Yöresel yemeklerin nerdeyse tamamında ya mısır unu vardır ya da mısır yarması. En fazla da karalâhana ile birlikte lokma olur bölge insanlarına… Pancar çok ince doğranarak mısır unuyla karıştırılıp çorba olarak kaynatılır ve bölgede bu çorbanın adı unlamadır. Pancar sarması mısır yarmasıyla yapılır. Yine farklı iki pancar yemeğinin ana katkısı el  değirmenlerinde çekilen mısır yarmasıdır. Taze fasulyenin fırında kurutulmuşundan yapılan yemeğin katkısı da mısır yarmasıdır.

Sadece mısır yarması pişirilerek de yemek yapılır. Şeker yönünden zengin olan mısırdan yapılan ekmeğin fasulye turşusu ve hamsi kızartmasıyla yenilmesi çok özel bir damak zevkidir. Bir de yoğurda doğranarak kaşıklanması bölgede çok sevilir. Mısır unuyla yapılan hamura kılçığı ayıklanmış hamsi konularak karıştırılıp birlikte ekmek olarak pişirilmesi, yine böyle bir hamura kabak doğranarak ekmek yapılması yörede aranılan bir lezzetin ortaya çıkması demektir.

Bölgede doğada yetişen birçok bitkiden yapılan kızartmada, haşlanan bitkilerin mısır unuyla unlanması ve böyle kızartılması gerekmektedir. Fasulye, bezelye, melevcan, galdirik, sakarca, kabak kızartmaları böyle yapılır. Balık ve hamsi de mısır unuyla unlanır. Mısır unundan yapılan helva bölgenin vazgeçilmezidir. Düğünlerde, bayramlarda ve cenazelerin ardından yapılan mevlitlerde mısır unundan yapılan helvaların dağıtılması bir gelenektir. Mısır unu helvası, fırında kurutulmuş mısırın unundan yapılır. Tereyağı ile kavrulan ince öğütülmüş mısır unu yeterince kavrulduğunda şeker şerbetiyle yoğrulup helva yapılır.

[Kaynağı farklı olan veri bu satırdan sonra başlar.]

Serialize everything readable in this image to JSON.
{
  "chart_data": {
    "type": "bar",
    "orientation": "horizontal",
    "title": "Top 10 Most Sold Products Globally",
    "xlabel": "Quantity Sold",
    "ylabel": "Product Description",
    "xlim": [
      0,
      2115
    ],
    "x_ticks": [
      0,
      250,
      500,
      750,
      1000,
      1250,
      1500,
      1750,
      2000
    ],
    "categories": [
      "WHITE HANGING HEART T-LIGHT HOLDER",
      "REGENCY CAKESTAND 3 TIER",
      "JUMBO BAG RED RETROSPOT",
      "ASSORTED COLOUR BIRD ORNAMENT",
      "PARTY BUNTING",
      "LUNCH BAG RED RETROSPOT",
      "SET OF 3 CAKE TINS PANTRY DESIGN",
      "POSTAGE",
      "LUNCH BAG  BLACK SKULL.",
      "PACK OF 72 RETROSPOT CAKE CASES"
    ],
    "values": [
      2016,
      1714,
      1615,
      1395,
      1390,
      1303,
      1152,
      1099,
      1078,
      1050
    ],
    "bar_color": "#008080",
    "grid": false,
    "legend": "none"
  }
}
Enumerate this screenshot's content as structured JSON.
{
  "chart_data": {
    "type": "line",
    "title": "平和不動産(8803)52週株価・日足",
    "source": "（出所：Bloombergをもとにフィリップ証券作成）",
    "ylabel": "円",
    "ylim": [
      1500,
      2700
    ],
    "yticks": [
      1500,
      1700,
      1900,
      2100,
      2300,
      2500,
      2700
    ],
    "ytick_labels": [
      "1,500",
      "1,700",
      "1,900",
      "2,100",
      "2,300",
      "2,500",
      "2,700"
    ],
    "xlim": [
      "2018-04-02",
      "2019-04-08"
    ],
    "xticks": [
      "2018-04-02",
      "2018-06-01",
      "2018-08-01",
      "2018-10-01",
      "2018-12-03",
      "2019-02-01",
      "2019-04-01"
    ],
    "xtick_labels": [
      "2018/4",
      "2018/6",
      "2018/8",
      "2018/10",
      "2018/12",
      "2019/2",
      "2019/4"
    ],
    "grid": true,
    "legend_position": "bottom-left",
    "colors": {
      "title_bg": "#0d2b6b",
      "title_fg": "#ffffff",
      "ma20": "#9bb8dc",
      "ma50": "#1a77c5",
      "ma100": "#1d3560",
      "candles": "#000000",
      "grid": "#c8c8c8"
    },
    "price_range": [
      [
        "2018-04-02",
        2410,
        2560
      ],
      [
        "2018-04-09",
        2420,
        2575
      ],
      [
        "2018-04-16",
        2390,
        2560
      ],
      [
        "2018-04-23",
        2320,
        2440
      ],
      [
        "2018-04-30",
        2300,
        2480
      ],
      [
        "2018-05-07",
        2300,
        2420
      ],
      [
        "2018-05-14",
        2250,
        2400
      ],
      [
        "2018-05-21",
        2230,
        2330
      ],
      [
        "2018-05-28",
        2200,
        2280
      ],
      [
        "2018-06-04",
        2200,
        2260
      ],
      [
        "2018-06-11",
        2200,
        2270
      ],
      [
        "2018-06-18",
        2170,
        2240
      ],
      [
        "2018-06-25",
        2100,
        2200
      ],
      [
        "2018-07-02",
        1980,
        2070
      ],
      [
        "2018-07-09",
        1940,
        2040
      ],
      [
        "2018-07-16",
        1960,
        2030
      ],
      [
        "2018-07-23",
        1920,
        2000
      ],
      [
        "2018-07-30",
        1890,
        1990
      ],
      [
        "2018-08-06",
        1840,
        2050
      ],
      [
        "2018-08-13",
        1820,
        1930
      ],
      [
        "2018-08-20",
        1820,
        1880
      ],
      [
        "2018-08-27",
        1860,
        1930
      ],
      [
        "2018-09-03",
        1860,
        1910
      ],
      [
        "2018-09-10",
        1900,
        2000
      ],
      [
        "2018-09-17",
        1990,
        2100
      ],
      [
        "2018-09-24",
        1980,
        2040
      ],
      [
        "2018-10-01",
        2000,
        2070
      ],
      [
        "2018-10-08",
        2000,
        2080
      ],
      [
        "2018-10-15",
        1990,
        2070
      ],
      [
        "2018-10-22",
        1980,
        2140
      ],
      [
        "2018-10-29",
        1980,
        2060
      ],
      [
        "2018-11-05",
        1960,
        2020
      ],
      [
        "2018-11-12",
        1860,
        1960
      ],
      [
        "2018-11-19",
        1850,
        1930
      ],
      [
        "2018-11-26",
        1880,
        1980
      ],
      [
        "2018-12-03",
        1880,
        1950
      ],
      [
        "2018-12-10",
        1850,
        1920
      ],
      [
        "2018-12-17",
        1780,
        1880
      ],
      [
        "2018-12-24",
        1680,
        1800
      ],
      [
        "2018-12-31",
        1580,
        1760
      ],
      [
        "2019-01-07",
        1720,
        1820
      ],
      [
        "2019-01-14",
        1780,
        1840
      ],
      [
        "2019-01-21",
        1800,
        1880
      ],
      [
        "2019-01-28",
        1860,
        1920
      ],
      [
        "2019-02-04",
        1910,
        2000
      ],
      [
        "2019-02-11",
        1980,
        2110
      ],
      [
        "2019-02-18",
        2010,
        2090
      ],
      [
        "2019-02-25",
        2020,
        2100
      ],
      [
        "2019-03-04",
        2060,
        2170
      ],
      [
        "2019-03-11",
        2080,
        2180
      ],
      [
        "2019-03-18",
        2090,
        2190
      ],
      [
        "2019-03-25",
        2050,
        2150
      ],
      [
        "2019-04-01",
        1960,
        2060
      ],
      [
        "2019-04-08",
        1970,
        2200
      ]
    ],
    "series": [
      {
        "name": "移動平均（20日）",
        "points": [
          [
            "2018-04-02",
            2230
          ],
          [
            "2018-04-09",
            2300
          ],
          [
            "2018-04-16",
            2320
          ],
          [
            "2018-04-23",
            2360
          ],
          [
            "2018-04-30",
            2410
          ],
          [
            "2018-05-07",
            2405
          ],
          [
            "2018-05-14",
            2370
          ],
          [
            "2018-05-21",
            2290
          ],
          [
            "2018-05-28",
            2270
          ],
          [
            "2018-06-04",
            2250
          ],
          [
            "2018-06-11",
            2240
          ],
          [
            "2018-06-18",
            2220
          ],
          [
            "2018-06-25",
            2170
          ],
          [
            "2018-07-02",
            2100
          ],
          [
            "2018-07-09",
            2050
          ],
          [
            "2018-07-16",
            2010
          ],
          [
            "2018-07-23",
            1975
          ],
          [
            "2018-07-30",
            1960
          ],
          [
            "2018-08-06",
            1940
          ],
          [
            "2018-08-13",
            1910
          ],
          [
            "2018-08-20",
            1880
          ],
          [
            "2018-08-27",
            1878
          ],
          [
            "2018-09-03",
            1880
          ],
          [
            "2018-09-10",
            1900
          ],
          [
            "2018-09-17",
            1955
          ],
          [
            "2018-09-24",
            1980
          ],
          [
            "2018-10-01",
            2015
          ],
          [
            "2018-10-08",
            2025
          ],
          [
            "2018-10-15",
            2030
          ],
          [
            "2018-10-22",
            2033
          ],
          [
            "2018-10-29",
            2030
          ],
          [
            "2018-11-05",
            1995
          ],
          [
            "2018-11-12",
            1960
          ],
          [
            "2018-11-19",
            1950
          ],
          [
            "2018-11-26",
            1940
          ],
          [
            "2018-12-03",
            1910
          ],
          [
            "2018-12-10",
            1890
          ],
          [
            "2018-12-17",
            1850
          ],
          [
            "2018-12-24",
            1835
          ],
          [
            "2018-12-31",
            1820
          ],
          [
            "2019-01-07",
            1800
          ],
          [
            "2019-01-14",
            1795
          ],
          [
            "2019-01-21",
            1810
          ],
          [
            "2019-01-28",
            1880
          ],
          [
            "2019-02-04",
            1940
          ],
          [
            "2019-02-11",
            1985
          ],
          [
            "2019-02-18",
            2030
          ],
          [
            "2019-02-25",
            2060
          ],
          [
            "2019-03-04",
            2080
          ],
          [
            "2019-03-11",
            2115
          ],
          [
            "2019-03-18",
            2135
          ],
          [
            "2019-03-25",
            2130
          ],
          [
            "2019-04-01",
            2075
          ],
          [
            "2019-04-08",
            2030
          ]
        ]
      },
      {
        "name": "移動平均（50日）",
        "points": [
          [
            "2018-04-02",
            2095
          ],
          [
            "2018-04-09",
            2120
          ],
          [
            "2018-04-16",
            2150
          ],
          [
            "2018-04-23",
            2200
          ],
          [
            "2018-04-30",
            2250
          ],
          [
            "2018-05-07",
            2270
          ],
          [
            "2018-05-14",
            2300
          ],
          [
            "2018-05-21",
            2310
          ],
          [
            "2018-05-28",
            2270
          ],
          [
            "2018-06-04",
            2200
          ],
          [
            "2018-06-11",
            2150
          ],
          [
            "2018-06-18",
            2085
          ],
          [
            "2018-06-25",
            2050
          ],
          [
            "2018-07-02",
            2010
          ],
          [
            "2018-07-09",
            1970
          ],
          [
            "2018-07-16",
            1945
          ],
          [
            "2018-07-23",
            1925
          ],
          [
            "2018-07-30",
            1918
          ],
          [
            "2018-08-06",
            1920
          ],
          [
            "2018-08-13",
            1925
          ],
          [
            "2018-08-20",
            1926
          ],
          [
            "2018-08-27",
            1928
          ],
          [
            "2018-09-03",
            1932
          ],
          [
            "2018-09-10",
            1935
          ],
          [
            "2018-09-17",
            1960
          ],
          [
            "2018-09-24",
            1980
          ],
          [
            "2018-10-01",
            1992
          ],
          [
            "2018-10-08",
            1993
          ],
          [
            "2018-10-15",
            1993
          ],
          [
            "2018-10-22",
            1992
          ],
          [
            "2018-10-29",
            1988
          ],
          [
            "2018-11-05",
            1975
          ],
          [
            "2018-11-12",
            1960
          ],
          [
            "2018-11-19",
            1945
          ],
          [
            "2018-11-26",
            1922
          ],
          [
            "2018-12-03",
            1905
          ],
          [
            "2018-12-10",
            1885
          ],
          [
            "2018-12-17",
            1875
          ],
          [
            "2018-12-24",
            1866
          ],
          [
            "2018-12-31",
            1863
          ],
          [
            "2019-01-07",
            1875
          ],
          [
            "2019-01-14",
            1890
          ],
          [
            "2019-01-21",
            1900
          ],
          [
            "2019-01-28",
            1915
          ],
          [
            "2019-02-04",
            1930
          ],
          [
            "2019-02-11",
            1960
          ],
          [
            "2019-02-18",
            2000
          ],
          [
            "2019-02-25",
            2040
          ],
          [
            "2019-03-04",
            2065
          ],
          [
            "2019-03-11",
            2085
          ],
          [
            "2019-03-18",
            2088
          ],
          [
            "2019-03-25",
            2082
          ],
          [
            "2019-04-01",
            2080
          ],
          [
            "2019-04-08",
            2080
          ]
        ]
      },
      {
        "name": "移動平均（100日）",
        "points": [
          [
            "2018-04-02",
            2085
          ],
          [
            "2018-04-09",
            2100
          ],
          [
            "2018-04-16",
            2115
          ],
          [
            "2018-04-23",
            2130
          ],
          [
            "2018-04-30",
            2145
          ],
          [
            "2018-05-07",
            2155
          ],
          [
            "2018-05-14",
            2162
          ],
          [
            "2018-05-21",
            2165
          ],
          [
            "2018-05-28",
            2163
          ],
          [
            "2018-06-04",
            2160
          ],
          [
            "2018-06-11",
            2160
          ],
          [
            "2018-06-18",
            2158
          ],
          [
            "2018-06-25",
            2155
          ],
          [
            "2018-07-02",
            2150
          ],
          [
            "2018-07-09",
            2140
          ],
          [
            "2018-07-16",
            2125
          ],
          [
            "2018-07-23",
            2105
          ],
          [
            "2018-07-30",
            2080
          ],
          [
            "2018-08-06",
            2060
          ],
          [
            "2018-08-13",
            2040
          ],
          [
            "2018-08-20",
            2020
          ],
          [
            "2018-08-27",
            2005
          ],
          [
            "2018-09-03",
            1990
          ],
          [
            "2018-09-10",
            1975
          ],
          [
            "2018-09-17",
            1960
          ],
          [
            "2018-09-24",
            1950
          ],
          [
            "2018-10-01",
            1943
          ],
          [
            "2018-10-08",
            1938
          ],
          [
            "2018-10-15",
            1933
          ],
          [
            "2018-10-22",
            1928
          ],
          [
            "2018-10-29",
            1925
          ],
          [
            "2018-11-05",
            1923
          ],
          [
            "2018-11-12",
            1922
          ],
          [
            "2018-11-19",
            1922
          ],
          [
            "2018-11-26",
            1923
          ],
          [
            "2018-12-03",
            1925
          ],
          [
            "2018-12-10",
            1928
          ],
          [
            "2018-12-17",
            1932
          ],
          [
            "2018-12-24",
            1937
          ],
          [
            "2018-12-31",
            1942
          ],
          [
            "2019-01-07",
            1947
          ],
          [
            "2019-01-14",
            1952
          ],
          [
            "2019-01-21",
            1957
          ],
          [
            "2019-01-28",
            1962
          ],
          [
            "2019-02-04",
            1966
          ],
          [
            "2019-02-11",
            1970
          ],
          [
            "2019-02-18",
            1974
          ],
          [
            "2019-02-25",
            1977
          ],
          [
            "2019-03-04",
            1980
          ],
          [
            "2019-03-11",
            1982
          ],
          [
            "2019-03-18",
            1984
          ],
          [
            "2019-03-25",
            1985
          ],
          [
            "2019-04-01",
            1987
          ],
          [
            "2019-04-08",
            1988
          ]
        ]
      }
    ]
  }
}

Mısır bölgenin kutsalıdır. Ekilmesinden, otunun kazılması, daha sonra toplanıp soyulmasıyla kurtulması, tanelerinin ayrılması gibi her aşaması adeta bir tören havasında ve imeceyle yapılır. Kendine has bir kültürü vardır yörede. Taş fırınlar, su değirmenleri, seneti ve mazular, çötenler yörenin yaşam gerçekleri olmanın yanında hep birer kültür malzemesidir.  Bölgede yaşayan orta yaş ve üstü insanların çocukluk günlerinin damak tadır.